I've thought like this once..
People who need to be on assistance life is shitty enough already. No one has walked in their particular shoes and who can tell what **** they are going through at that moment.
While I would hope that a person seeking help would be making all the right decision, it's possible that they are not at the time. They may seek out some moments of escape from their drudgery and we should not be judging them for that.
Instead, offer them help and hope they take it and recover.
I thought like other Democrats once upon a time; i.e. I assumed the best about people and I wouldn't allow myself to imagine that there are people who abuse privileges, including the privilege of public assistance.

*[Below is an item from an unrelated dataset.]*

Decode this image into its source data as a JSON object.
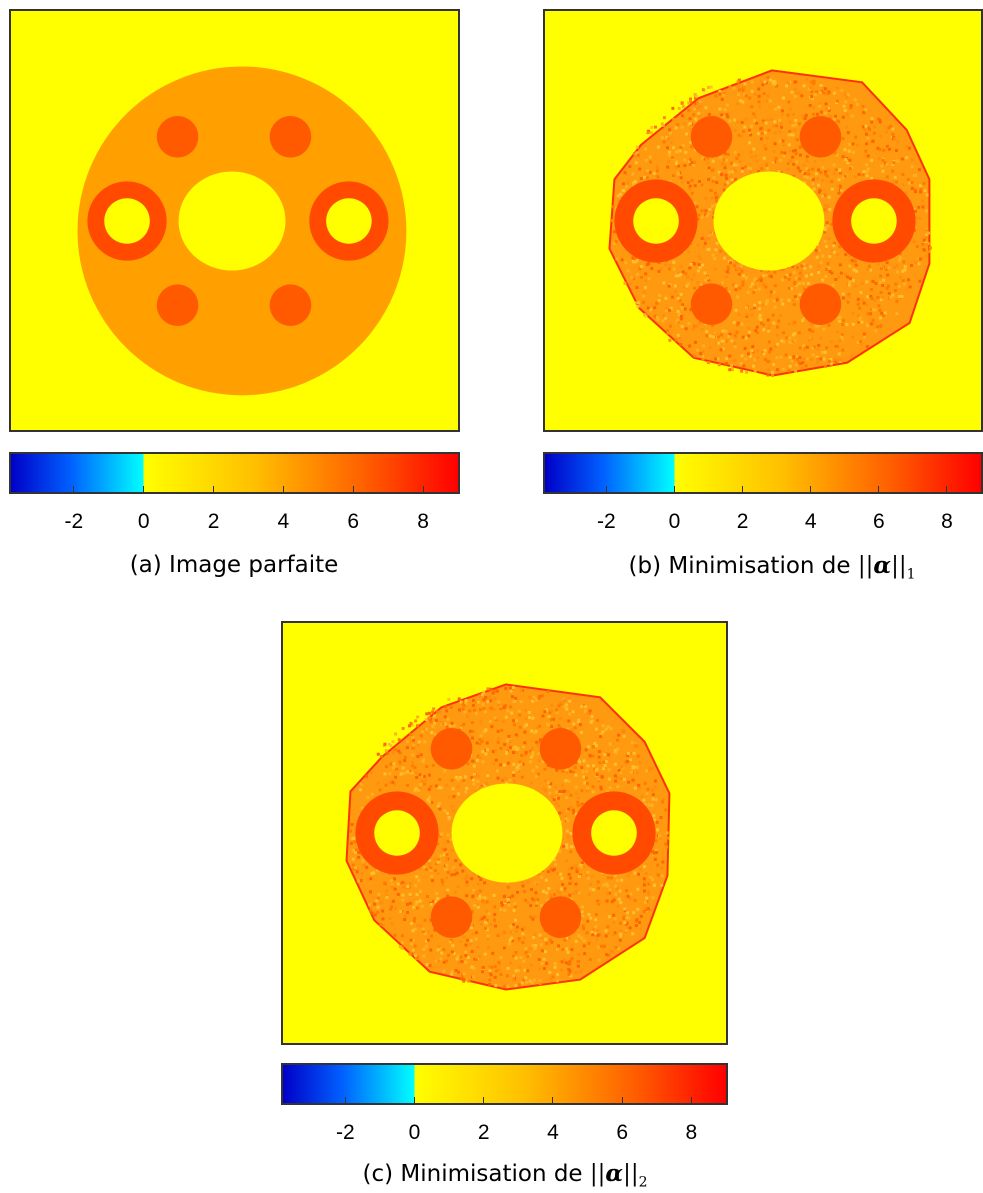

I think it's because of racism, sexism, and classism that we're afraid to see bad where it occurs. We think that if we see bad in someone who identifies with an oppressed category, we are being racist/sexist/classist by seeing them doing bad at the individual level. For anything that a minority is stereotyped for, there are non-minorities who do the same thing. If people are afraid to criticize minority drug use/dealing, they are ignoring that white/male/rich people do it as well and that the people who use/deal drugs are victims of exploitation as much as they are perpetrators. Every abuser must also be a victim somehow or else how would they have learned to abuse others?
You may be right that people have it rough and deserve a break if they're hungry, but people also deserve to have institutional pressures that stimulate them and others to accept discipline and benefit from it. If your parents never told you to stop being lazy and do your homework, you might have gone through life avoiding all forms of work and making excuses for it. It was only because they got you to accept the discipline that you were able to grow stronger as a person.

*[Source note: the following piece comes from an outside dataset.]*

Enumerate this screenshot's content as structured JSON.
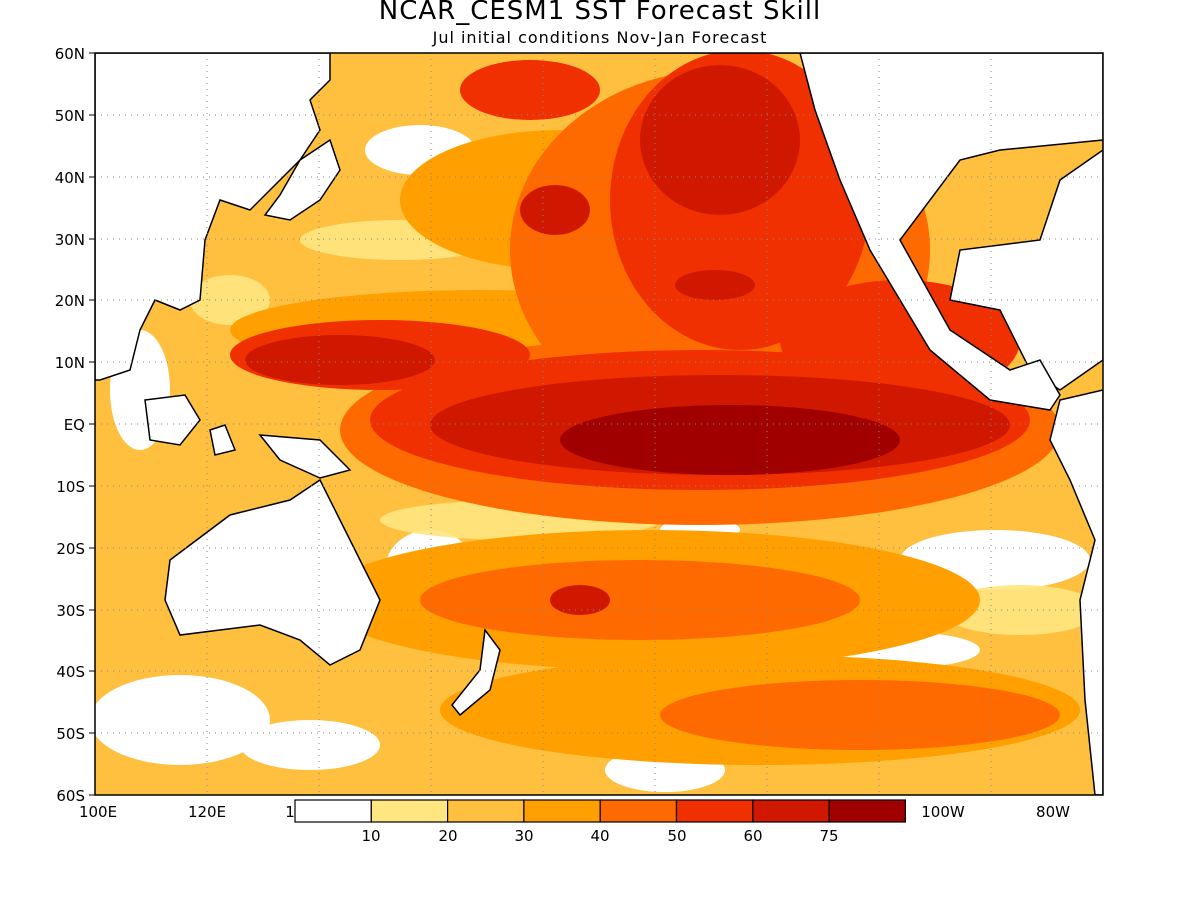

Tough love is real love when the motivation is truly to help people help themselves. It's different when you just hate people and call it 'tough love' as an excuse to abuse them. Then again, though, I think it was Chelsea Handler who said that children of abusive alcoholics often come out great; meaning that even though it might not have been the abusive parent's intention to do right by their child when they were drunk/abusive, it still ultimately can have a positive effect on the person, if only to stimulate them to discipline themselves against being like their parent.
Whatever the case, we need to recognize that all people deserve freedom from drugs and crime. Yes, it takes discipline to give up drug use and drug dealing, because one is easy pleasure while the other is easy money; but ultimately it is better for individuals, families, and communities. Why do so many people deny that?